22. The root or in the Greek language contributes to the formation of three groups of words, which seem contradictory, but which are complementary and connect themselves with the division of land:
- The Idea of going in a straight line:
or-thos, straight, erect, vertical, true, equitable, just;
or-me, movement upward, soaring, leaping, passion;
or-numi and or-ino, to set in motion, to excite;
or-ugma, ditch, subterranean gallery;
or-ux, pick-axe;
or-thoo, to make straight, to redress;
or-thosios, Zeus-Jupiter, who redresses wrongs.- The idea of bounding, of limiting:
or-os, boundary, frontier;
or-izo, to bound, to limit, to define, to enact;
or-ios, that which serves as a limit;
Zeus or-ios, Jupiter, protector of boundaries;
theos or-ios, the god of boundaries.- The idea of vigilance:
our-os, guard, guardian;
pul-or-os, guardian of gates;
tima-or-os, he who punishes, who avenges;
or-omoi, to watch over, to guard.
Nemo, to share, to distribute, then to treat some one according to law; |
24. Plato In his Laws says: “Our first law should be this, that no one touch the boundary which separates a field from that of his neighbor, for it should remain unmoved, that no one should think of shaking the stone, which he has bound himself by an oath to leave in its place.”

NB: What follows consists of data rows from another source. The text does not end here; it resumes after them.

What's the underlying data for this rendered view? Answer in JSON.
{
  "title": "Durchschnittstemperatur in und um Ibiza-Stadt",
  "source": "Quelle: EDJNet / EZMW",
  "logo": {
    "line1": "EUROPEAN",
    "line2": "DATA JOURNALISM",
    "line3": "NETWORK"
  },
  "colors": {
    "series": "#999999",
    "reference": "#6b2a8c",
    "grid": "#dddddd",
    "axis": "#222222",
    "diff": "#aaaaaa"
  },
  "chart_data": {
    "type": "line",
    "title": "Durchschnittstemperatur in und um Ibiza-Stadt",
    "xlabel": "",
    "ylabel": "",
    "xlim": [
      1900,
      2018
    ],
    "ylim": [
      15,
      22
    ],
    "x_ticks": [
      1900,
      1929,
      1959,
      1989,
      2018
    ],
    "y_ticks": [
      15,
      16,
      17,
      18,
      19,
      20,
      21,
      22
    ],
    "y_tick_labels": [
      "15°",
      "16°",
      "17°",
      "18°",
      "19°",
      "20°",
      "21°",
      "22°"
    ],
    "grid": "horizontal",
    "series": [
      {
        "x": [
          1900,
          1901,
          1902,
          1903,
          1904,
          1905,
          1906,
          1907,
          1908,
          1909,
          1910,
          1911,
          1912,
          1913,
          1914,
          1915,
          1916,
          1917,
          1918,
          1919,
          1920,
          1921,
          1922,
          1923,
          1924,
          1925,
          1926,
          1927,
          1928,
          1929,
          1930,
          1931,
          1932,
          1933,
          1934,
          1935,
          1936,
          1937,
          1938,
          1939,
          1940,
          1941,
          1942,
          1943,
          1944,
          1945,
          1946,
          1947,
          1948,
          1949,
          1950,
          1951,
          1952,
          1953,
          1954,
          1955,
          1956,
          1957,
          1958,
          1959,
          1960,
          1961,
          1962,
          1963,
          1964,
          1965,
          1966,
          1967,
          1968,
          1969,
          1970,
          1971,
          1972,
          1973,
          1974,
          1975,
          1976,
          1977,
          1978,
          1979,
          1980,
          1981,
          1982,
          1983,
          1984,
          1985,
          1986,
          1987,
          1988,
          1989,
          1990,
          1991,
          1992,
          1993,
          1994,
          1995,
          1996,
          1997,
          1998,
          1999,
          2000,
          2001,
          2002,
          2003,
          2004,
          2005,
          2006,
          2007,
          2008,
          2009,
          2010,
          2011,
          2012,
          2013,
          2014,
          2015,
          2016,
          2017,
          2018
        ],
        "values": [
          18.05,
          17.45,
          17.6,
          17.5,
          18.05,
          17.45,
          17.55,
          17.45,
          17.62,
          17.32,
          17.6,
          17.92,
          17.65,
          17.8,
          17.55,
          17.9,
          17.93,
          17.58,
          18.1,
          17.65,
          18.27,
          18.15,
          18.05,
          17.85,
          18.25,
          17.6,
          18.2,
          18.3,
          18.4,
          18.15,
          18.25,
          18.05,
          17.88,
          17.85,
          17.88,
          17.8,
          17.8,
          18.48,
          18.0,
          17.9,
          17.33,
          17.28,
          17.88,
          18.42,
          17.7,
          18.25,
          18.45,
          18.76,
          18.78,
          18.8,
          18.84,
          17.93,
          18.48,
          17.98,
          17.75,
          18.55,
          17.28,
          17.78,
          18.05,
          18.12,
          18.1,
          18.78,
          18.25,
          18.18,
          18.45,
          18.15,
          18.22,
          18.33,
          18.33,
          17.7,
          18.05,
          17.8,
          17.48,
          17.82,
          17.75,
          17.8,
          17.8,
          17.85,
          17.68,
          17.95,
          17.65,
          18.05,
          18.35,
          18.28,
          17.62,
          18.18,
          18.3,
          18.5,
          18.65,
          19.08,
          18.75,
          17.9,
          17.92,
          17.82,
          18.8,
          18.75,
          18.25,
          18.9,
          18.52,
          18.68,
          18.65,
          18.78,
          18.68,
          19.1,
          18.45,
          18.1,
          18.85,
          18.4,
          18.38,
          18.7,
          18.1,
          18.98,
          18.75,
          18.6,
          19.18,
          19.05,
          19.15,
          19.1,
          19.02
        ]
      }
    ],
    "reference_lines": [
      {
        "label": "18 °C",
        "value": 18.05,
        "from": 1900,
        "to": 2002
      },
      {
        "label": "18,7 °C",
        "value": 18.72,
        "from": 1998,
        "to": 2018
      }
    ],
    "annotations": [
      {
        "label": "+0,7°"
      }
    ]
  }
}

25. Agriculture had a decisive influence over th development of the mentality of primitive men. Thus, for example, it was this which modified their opinions on the division of time. The hours, which in Greek mythology designated not the divisions of the day, but those of the year, were originally two in number; the hour of spring-time, Thallo, whose name signifies to be verdant, to bloom; and the hour of autumn, Karpus, which means fruit. Spring and autumn are the important seasons for the savage, who does not cultivate the land, but who lives on the fruits which it bears spontaneously. After the division of the lands, the number of hours is Increased to three, – Dike, Eunomia, whose name signifies good pasturage, equity, observation of custom, and Eirene, which means peace. Hesiod describes them in his Theogony as giving customs to men and establishing among them peace and Justice, like Demeter Thesmophora.
As long as men live by hunting, fishing and gathering wild fruits, it is a matter of indifference to them to be at war during one season rather than another, but when they have fields to sow and to reap, they are obliged to suspend during certain seasons of the year the wars of tribe against tribe, and to establish truces for the sowing times, the harvests and other agricultural labors. They then created the hour of peace, Eirene, and put these truces under her protection. The Catholics of the Middle Ages placed them under that of God and called them “Truces of God.” Eirene is derived from the word eiro, to speak. At Lacedaemon they gave the name eiren to the young man more than twenty years of age who had a right to speak in public assemblies. During the periods consecrated to the labors of the fields, the disputes between tribes and villages were settled no longer by arms, but by speech, – whence is derived Eirene, the goddess who speaks.
The cultivation of the land might have had an influence over writing, as would seem to be proved by the ancient manner of writing employed by the Greeks, Chinese, Scandinavians, etc., which consists in writing alternately from left to right and right to left, – returning on one’s steps like the oxen which plow.
26. Erinnys might have come from erion, wool, from which is derived eriole, wool stealer.
27. The mythological gallery of Millin (Paris, 1811) reproduces numerous medallions, vases, cameos, bas-reliefs, etc., on which Demeter is pictured with her various attributes.
28. Hobbes: De Cive, remark added to the French translation of Sorbières. Locke: Essay on the Human Understanding.